Marshal Campbell reminded that as soon as the hurricane threat is over, “immediately take down your home’s shutters. These are not meant to be up for the duration of hurricane season but only when the threat of a storm is eminent. Otherwise, your home becomes a vault that makes it difficult for us to get to you in a fire or emergency. Another essential is a full tank of gas in your car. Not only do you want to avoid the long gas station lines should you need to evacuate, but once a storm is over, if you do not have power, you can cool off in your car’s air conditioning or have an extra gas supply for your generator. If you store gas, do so only in specifically designed containers.
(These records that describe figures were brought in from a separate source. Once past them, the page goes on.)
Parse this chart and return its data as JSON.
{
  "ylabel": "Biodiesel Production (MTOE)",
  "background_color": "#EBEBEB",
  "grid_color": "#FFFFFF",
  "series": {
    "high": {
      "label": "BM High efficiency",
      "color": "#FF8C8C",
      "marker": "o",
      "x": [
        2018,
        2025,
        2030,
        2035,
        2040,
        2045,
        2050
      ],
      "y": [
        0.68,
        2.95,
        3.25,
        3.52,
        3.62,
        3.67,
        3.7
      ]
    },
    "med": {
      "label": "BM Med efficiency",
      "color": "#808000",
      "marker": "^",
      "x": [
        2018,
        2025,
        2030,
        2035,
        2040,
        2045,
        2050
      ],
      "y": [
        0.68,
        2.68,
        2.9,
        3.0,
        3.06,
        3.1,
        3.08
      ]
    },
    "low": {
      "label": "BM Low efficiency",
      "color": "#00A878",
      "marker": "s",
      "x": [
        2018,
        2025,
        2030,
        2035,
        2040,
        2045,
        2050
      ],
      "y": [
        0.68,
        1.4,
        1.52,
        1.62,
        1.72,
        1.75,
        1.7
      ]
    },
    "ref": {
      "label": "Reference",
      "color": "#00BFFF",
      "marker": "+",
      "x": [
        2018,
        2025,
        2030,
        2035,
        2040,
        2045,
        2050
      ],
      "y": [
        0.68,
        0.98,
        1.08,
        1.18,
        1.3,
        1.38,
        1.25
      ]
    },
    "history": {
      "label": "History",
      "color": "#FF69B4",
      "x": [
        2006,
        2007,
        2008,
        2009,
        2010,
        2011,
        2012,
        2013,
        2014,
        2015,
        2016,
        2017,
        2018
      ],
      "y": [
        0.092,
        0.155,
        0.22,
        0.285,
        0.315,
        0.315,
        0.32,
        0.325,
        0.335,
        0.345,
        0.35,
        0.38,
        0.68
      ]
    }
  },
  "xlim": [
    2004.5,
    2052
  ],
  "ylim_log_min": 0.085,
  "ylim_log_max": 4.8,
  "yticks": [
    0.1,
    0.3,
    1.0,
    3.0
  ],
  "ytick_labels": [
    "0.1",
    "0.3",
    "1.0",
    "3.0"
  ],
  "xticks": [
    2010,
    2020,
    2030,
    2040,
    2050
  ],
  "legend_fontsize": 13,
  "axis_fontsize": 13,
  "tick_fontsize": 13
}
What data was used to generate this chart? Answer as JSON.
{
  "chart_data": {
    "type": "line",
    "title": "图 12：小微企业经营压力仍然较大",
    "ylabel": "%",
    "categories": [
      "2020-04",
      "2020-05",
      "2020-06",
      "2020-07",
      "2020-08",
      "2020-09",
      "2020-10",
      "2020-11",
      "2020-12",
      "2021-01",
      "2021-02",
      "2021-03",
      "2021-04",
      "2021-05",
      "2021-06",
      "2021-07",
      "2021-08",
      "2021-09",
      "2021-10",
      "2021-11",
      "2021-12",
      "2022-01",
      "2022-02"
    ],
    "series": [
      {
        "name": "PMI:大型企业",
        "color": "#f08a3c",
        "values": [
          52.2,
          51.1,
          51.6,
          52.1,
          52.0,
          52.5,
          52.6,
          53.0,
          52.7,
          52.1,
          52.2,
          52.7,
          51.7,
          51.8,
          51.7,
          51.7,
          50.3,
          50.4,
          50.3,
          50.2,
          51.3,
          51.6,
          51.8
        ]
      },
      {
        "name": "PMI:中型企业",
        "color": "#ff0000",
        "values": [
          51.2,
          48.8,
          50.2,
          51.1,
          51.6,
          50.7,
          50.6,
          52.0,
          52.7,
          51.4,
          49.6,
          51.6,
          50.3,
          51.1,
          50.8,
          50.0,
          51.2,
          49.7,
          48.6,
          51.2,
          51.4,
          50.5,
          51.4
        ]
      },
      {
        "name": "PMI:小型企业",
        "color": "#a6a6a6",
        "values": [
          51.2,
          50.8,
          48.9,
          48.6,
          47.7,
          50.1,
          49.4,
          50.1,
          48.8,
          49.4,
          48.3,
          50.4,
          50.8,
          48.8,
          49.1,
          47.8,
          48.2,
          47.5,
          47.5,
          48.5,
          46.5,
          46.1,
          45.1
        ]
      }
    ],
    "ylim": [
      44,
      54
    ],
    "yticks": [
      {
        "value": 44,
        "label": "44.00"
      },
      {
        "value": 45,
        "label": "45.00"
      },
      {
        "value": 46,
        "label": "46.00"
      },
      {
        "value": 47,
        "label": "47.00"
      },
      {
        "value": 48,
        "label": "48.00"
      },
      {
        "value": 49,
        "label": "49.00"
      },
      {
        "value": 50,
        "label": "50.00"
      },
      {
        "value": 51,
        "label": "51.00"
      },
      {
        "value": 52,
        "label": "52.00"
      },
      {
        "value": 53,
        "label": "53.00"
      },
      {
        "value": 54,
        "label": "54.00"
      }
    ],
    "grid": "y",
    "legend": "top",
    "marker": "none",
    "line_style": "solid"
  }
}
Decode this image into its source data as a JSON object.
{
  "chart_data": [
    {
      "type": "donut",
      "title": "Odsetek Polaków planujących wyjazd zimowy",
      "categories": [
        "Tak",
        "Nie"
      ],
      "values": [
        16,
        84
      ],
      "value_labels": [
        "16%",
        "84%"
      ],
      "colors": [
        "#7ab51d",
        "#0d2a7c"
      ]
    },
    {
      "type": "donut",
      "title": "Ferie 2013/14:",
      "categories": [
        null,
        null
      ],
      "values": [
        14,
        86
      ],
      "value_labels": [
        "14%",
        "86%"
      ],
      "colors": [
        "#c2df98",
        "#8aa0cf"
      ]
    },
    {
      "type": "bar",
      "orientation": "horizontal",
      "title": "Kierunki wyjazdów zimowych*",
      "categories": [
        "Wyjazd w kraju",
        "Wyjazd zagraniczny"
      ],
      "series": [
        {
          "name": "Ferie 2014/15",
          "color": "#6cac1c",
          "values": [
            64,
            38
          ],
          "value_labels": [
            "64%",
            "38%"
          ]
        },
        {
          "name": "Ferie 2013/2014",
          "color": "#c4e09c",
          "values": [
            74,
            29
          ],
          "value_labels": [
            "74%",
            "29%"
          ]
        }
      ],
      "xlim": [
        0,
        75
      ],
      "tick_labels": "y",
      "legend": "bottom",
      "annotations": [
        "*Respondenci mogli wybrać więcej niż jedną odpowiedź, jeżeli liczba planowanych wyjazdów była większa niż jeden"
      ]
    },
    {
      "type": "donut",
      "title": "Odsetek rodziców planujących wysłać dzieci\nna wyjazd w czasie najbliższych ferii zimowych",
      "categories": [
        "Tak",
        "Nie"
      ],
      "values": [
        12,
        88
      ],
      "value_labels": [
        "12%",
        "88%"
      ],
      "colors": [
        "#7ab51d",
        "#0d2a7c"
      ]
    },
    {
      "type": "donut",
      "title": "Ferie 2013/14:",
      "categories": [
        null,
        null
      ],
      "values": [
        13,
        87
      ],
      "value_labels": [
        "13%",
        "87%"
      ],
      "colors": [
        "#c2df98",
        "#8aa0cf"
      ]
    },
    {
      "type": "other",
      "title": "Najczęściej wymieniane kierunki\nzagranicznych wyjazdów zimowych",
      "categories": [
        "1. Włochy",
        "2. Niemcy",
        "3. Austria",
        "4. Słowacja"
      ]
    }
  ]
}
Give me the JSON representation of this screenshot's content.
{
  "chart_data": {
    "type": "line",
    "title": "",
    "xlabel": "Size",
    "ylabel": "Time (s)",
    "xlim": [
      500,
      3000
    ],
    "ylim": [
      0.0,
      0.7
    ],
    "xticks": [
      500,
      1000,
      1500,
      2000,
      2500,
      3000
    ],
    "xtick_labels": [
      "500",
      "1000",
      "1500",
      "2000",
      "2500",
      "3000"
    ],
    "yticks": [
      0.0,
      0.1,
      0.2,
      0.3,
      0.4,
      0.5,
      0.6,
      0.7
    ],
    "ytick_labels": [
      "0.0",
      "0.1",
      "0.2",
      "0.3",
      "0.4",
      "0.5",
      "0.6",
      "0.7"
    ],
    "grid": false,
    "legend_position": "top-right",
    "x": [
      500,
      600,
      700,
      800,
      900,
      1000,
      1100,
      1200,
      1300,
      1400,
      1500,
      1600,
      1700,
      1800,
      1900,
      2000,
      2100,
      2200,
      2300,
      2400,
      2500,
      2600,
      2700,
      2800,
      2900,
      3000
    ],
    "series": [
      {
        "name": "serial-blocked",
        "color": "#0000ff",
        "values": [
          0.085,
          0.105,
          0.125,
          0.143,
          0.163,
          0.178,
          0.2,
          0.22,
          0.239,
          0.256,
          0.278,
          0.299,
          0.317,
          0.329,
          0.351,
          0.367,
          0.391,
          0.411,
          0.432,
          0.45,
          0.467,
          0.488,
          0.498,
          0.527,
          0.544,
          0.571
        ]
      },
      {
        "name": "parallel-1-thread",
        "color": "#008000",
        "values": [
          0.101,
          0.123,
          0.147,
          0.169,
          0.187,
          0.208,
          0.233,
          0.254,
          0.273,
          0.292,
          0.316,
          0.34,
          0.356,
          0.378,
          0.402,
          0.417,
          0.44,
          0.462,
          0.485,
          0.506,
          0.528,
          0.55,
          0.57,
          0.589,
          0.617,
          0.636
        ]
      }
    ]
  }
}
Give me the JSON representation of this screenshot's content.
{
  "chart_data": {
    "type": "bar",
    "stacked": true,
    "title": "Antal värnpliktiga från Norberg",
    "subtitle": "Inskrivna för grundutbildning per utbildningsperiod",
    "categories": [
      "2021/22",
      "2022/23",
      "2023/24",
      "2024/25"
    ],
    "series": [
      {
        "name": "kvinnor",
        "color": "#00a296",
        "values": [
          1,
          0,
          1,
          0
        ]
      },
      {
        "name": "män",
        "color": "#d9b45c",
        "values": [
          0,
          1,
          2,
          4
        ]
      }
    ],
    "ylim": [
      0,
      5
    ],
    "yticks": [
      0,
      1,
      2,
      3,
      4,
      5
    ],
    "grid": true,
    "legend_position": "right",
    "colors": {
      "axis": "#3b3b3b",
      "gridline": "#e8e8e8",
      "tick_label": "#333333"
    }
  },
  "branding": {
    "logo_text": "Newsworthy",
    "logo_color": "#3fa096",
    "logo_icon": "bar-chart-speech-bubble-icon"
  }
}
Check out the FMB Fire Department homepage, Facebook and Instagram pages for information and advice. Finally, don’t be complacent and prepare as if your life depended on it, as it just might!”

“My biggest piece of advice goes back to generators,” said Chief Martin. “Keep generators at least 10 feet from not only your home, but your neighbors and the garage, and never run them inside your house or even breezeway. Never wire them to your home yourself, but hire a licensed electrician. Read your owner’s manual and know its safety limits. Never fuel them while they are hot or running, and make sure you have a fire extinguisher and at least one carbon monoxide detector in your home.”

The Big One

While Hurricanes Charley, Wilma and Irma impacted Fort Myers Beach to various degrees over the past 15 years, you must go back to Donna in 1960 for one that directly hit the island. “Even after six decades, I believe we have a collective memory of how bad a direct strike can be,” Martin related. “Long-time residents remember Donna’s devastation, with those lessons reinforced by Charley. We have many people who relocated here over the years who went through Hurricane Andrew on Florida’s east coast, or Super Storm Sandy up north, so they vividly recall the danger a powerful hurricane can bring, and we all witnessed enough of that with Irma less than three years ago. Even though Irma was not a Category 5, the FMB Fire Department is really proud that most islanders evacuated when the word came, then returned in an orderly fashion, just as they should have!”

Chief Martin concluded, “When you do your hurricane preparations, check with your neighbors, especially the elderly. If you go to the store to get water or batteries, see if you can get some for them as well. The greatest thing about Fort Myers Beach is not our water or sand, but how this community takes care of each other all the time, whether it be COVID-19, hurricanes or Red Tide. When it comes to hurricanes, we really truly do weather the storm together!”